What Lurks Outside Those Walls

Home inspections often don’t delve into landscaping issues—but should.

September 16, 2015

Mature trees towering over a yard may draw house hunters, but failing to inspect the health and location of those trees could prove a costly mistake. The same goes for inspecting a home's irrigation system, soil and grading, and decks and patios. Prudent home shoppers are looking beyond the aesthetics of a home’s exterior and doing careful preinspections of the landscape in order to stave off buyers’ remorse and better understand maintenance needs.

Relying solely on a home inspector's advice may not suffice for outdoor issues. "A lot of home inspectors don’t focus on the landscape, yet it can have a big adverse impact on a home," says Jeremy Johnson, president of CRI Home Inspections in Riverside, Calif. "Landscapes are a huge issue both financially for a home owner and structurally for the house." Johnson began offering a landscape inspection as part of his standard home inspection after seeing a need for a more inclusive look at a home's exterior. He’s discovered a number of problems that can lurk: oversaturation of soil; tree branches hanging over a home that can damage roofs and allow pests access; broken or misaligned sprinklers that can lead to dry rot or termites; inefficient rain gutters that cause drainage problems; and lawn slopes that drain toward the house rather than away, setting the scene for flooding issues.

Buyers should ask the home inspector what components of the landscape are included in the inspection and try to find a home inspector who is knowledgeable and who routinely includes an outdoor review in an inspection package. That may be the best approach for obtaining an unbiased overview of conditions outside the house. But in some cases, landscape specialists are needed for a more thorough investigation, such as irrigation companies to evaluate the sprinkler system; geological inspectors for slope, drainage, and soil concerns; and arborists for issues with trees and plants. The costs vary, but typical ranges are $75 to $120 for a termite or pest report; $150 to $350 for an arborist review; and $350 to $450 for a septic system inspection, according to Costhelper.com.

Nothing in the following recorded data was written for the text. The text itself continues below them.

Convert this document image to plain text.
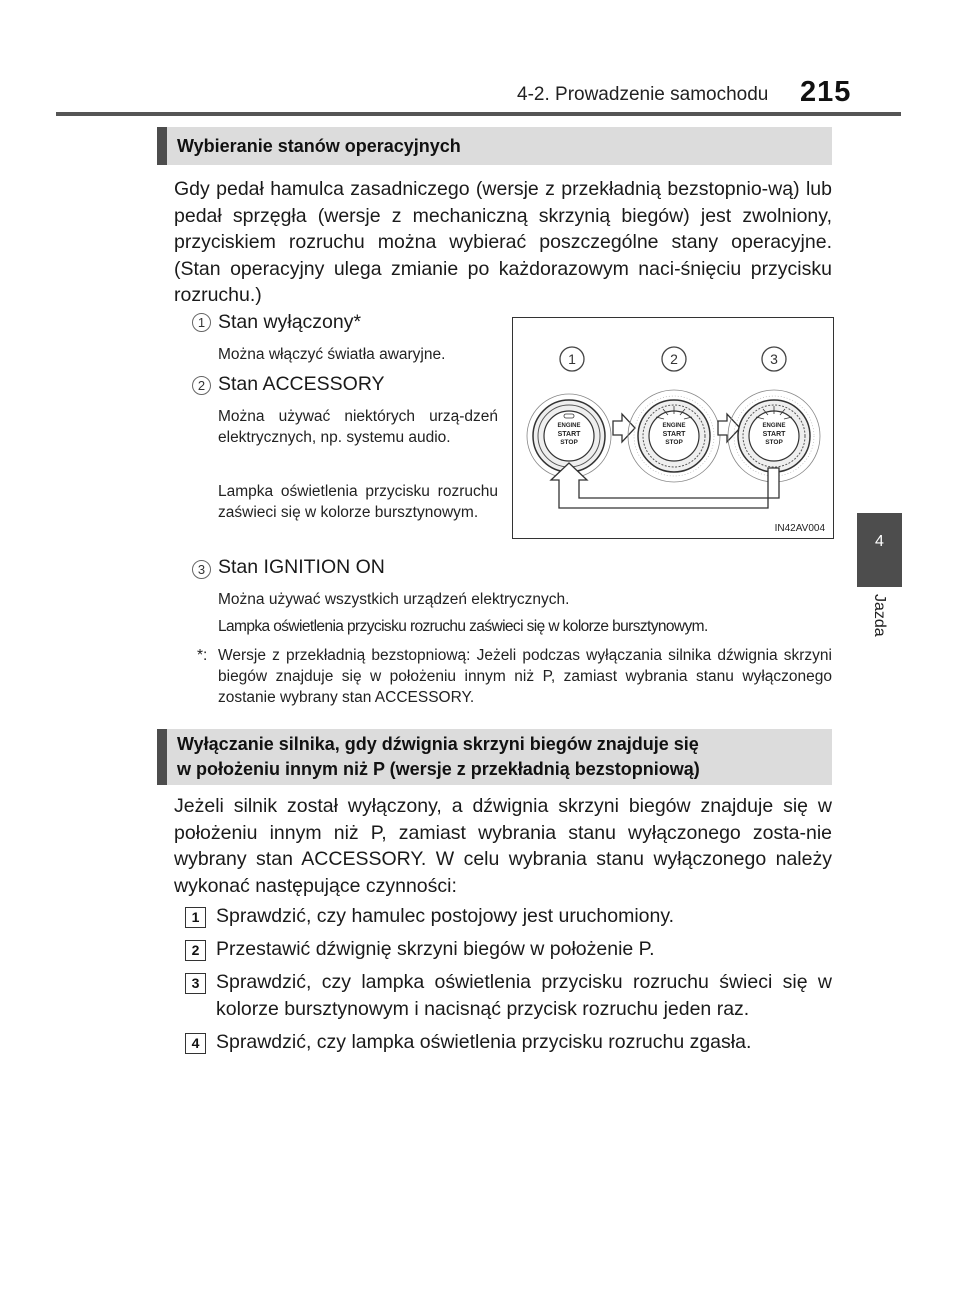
4-2. Prowadzenie samochodu 215
4
Jazda
Wybieranie stanów operacyjnych
Gdy pedał hamulca zasadniczego (wersje z przekładnią bezstopnio-wą) lub pedał sprzęgła (wersje z mechaniczną skrzynią biegów) jest zwolniony, przyciskiem rozruchu można wybierać poszczególne stany operacyjne. (Stan operacyjny ulega zmianie po każdorazowym naci-śnięciu przycisku rozruchu.)
1 Stan wyłączony*
Można włączyć światła awaryjne.
2 Stan ACCESSORY
Można używać niektórych urzą-dzeń elektrycznych, np. systemu audio.
Lampka oświetlenia przycisku rozruchu zaświeci się w kolorze bursztynowym.
3 Stan IGNITION ON
Można używać wszystkich urządzeń elektrycznych.
Lampka oświetlenia przycisku rozruchu zaświeci się w kolorze bursztynowym.
*: Wersje z przekładnią bezstopniową: Jeżeli podczas wyłączania silnika dźwignia skrzyni biegów znajduje się w położeniu innym niż P, zamiast wybrania stanu wyłączonego zostanie wybrany stan ACCESSORY.
1	2	3
ENGINE
START
STOP
ENGINE
START
STOP
ENGINE
START
STOP
IN42AV004
Wyłączanie silnika, gdy dźwignia skrzyni biegów znajduje się
w położeniu innym niż P (wersje z przekładnią bezstopniową)
Jeżeli silnik został wyłączony, a dźwignia skrzyni biegów znajduje się w położeniu innym niż P, zamiast wybrania stanu wyłączonego zosta-nie wybrany stan ACCESSORY. W celu wybrania stanu wyłączonego należy wykonać następujące czynności:
1 Sprawdzić, czy hamulec postojowy jest uruchomiony.
2 Przestawić dźwignię skrzyni biegów w położenie P.
3 Sprawdzić, czy lampka oświetlenia przycisku rozruchu świeci się w kolorze bursztynowym i nacisnąć przycisk rozruchu jeden raz.
4 Sprawdzić, czy lampka oświetlenia przycisku rozruchu zgasła.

Some specialists may offer a free analysis, hoping that buyers will step up to pay for recommended services. Consumers generally should be wary of "free" assessments. On the other hand, buyers may benefit from learning upfront that the removal of a single large tree could run upwards of $1,500.

"Smart buyers will have a landscape inspection done before they buy," says arborist Jim Houston, vice president of Midwest operations at Davey Tree Expert Co., a national tree service and landscape care company. "A true professional should give you a fair, unbiased assessment, even if it means you don’t need any extra services."

When to Call in the Experts

Here are some potential red flags that may call for a closer look.


Large trees, particularly ones near the home or utility lines, can be troublesome. New-home construction can also disrupt root systems without anyone realizing it. It can take seven to 10 years for some trees to show signs of decay.

Signs of trouble
Cracks within the tree, peeling bark, ground heaving up around the tree, fungi, and dead branches or limbs.

Pest infestation

Wood-loving termites thrive in warm, southern climates, but can be found chewing up the interiors of homes anywhere. One often-undetected intruder growing more problematic is the emerald ash borer, which eats away the insides of ash trees. Diagnosing pest problems is best left to arborists or pest inspection services.

Signs of trouble
Outside, rust-colored lawn, uprooted grass, or soft patches can be an indicator of pest damage; inside, sagging floors and walls, and ceilings that appear water-damaged can signal termite damage.

Irrigation system

A broken sprinkler head may cost just $20 to replace—but left unattended, it could cost thousands in exterior finish or mold damage and may attract termites to water-softened wood, CRI Home Inspections’ Jeremy Johnson says.

Signs of trouble
Oversaturated yard, fence staining, and fungus growth on irrigation valves (which could indicate a slow leak).


Investigate the slope of the home and whether drains are too high to function properly. A yard with a grade the same elevation as the home’s interior could pose a flooding hazard.

Signs of trouble
Cracks in concrete, pooped-up paving stones, puddles in the yard, eroded gullies, and soil slumps. Foundation cracks larger than 1/8-inch wide could also indicate poor drainage.